Kurze Antwort: wahrscheinlich nicht. Lange Antwort in diesem Beitrag.


Ein Kunde hat mich letzte Woche gefragt, ob er „auch bei Twitter" sein sollte. Er stellt Fenster und Türen her, beschäftigt acht Mitarbeiter, und seine Kunden sind zu neunzig Prozent Privatleute aus dem Landkreis.
Meine ehrliche Antwort: nein, wahrscheinlich nicht. Twitter lebt von Häufigkeit und Aktualität — kurzen, oft mehrmals täglichen Nachrichten. Für einen Handwerksbetrieb mit überschaubarer Kapazität ist das kaum zu stemmen, und die Zielgruppe, die dort aktiv unterwegs ist, deckt sich selten mit „Menschen, die gerade neue Fenster brauchen".

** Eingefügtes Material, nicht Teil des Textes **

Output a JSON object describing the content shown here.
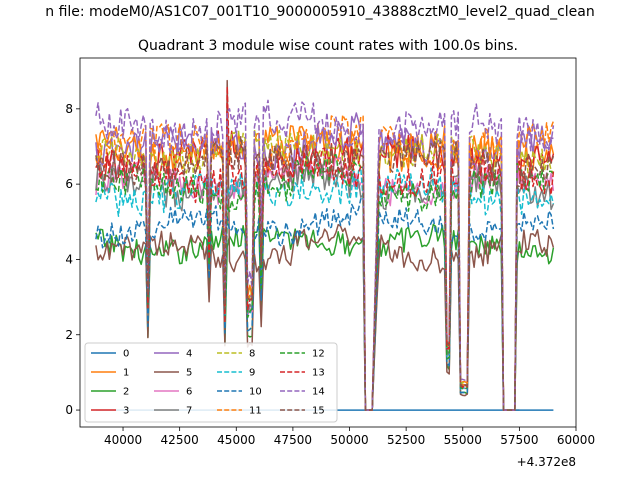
{
  "suptitle": "n file: modeM0/AS1C07_001T10_9000005910_43888cztM0_level2_quad_clean",
  "chart_data": {
    "type": "line",
    "title": "Quadrant 3 module wise count rates with 100.0s bins.",
    "xlabel": "",
    "ylabel": "",
    "x_offset_label": "+4.372e8",
    "xlim": [
      38100,
      60000
    ],
    "ylim": [
      -0.45,
      9.35
    ],
    "x_ticks": [
      40000,
      42500,
      45000,
      47500,
      50000,
      52500,
      55000,
      57500,
      60000
    ],
    "x_tick_labels": [
      "40000",
      "42500",
      "45000",
      "47500",
      "50000",
      "52500",
      "55000",
      "57500",
      "60000"
    ],
    "y_ticks": [
      0,
      2,
      4,
      6,
      8
    ],
    "y_tick_labels": [
      "0",
      "2",
      "4",
      "6",
      "8"
    ],
    "x_range": [
      38800,
      59000
    ],
    "bin": 100,
    "drops": [
      {
        "x": 41100,
        "w": 100,
        "depth": 0.55
      },
      {
        "x": 43800,
        "w": 100,
        "depth": 0.3
      },
      {
        "x": 44500,
        "w": 100,
        "depth": 0.6
      },
      {
        "x": 45500,
        "w": 300,
        "depth": 0.55
      },
      {
        "x": 46100,
        "w": 100,
        "depth": 0.4
      },
      {
        "x": 50700,
        "w": 300,
        "depth": 1.0
      },
      {
        "x": 54300,
        "w": 200,
        "depth": 0.75
      },
      {
        "x": 54900,
        "w": 400,
        "depth": 0.9
      },
      {
        "x": 56800,
        "w": 600,
        "depth": 1.0
      }
    ],
    "grey_spans": [
      {
        "x0": 50800,
        "x1": 51000
      },
      {
        "x0": 56900,
        "x1": 57500
      }
    ],
    "spike": {
      "x": 44600,
      "value": 8.85
    },
    "legend": {
      "position": "lower-left",
      "columns": 4
    },
    "series": [
      {
        "name": "0",
        "color": "#1f77b4",
        "dash": "solid",
        "flat": true,
        "level": 0.0
      },
      {
        "name": "1",
        "color": "#ff7f0e",
        "dash": "solid",
        "level": 6.9,
        "amp": 0.45
      },
      {
        "name": "2",
        "color": "#2ca02c",
        "dash": "solid",
        "level": 4.4,
        "amp": 0.35
      },
      {
        "name": "3",
        "color": "#d62728",
        "dash": "solid",
        "level": 6.7,
        "amp": 0.5
      },
      {
        "name": "4",
        "color": "#9467bd",
        "dash": "solid",
        "level": 7.0,
        "amp": 0.45
      },
      {
        "name": "5",
        "color": "#8c564b",
        "dash": "solid",
        "level": 4.2,
        "amp": 0.35
      },
      {
        "name": "6",
        "color": "#e377c2",
        "dash": "solid",
        "level": 6.0,
        "amp": 0.4
      },
      {
        "name": "7",
        "color": "#7f7f7f",
        "dash": "solid",
        "level": 5.9,
        "amp": 0.4
      },
      {
        "name": "8",
        "color": "#bcbd22",
        "dash": "dashed",
        "level": 6.8,
        "amp": 0.45
      },
      {
        "name": "9",
        "color": "#17becf",
        "dash": "dashed",
        "level": 5.8,
        "amp": 0.45
      },
      {
        "name": "10",
        "color": "#1f77b4",
        "dash": "dashed",
        "level": 4.9,
        "amp": 0.35
      },
      {
        "name": "11",
        "color": "#ff7f0e",
        "dash": "dashed",
        "level": 7.0,
        "amp": 0.45
      },
      {
        "name": "12",
        "color": "#2ca02c",
        "dash": "dashed",
        "level": 5.9,
        "amp": 0.4
      },
      {
        "name": "13",
        "color": "#d62728",
        "dash": "dashed",
        "level": 6.2,
        "amp": 0.45
      },
      {
        "name": "14",
        "color": "#9467bd",
        "dash": "dashed",
        "level": 7.5,
        "amp": 0.5
      },
      {
        "name": "15",
        "color": "#8c564b",
        "dash": "dashed",
        "level": 6.6,
        "amp": 0.45
      }
    ]
  }
}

Was ich ihm stattdessen vorgeschlagen habe: eine Facebook-Seite, gepflegt vielleicht einmal pro Woche, mit Fotos von abgeschlossenen Projekten. Das lässt sich mit deutlich weniger Aufwand aufrechterhalten und erreicht genau die Leute, die ohnehin schon in seiner Umgebung nach Empfehlungen suchen.
Ich sage nicht, dass Twitter grundsätzlich nutzlos ist — für manche Branchen, etwa im IT-Bereich oder bei Marken mit überregionaler Zielgruppe, kann es sehr gut funktionieren. Aber „wir sollten auch da sein, weil alle darüber reden" ist für mich kein Grund, einem Kunden einen weiteren Kanal aufzudrücken, den er dann doch nicht pflegt.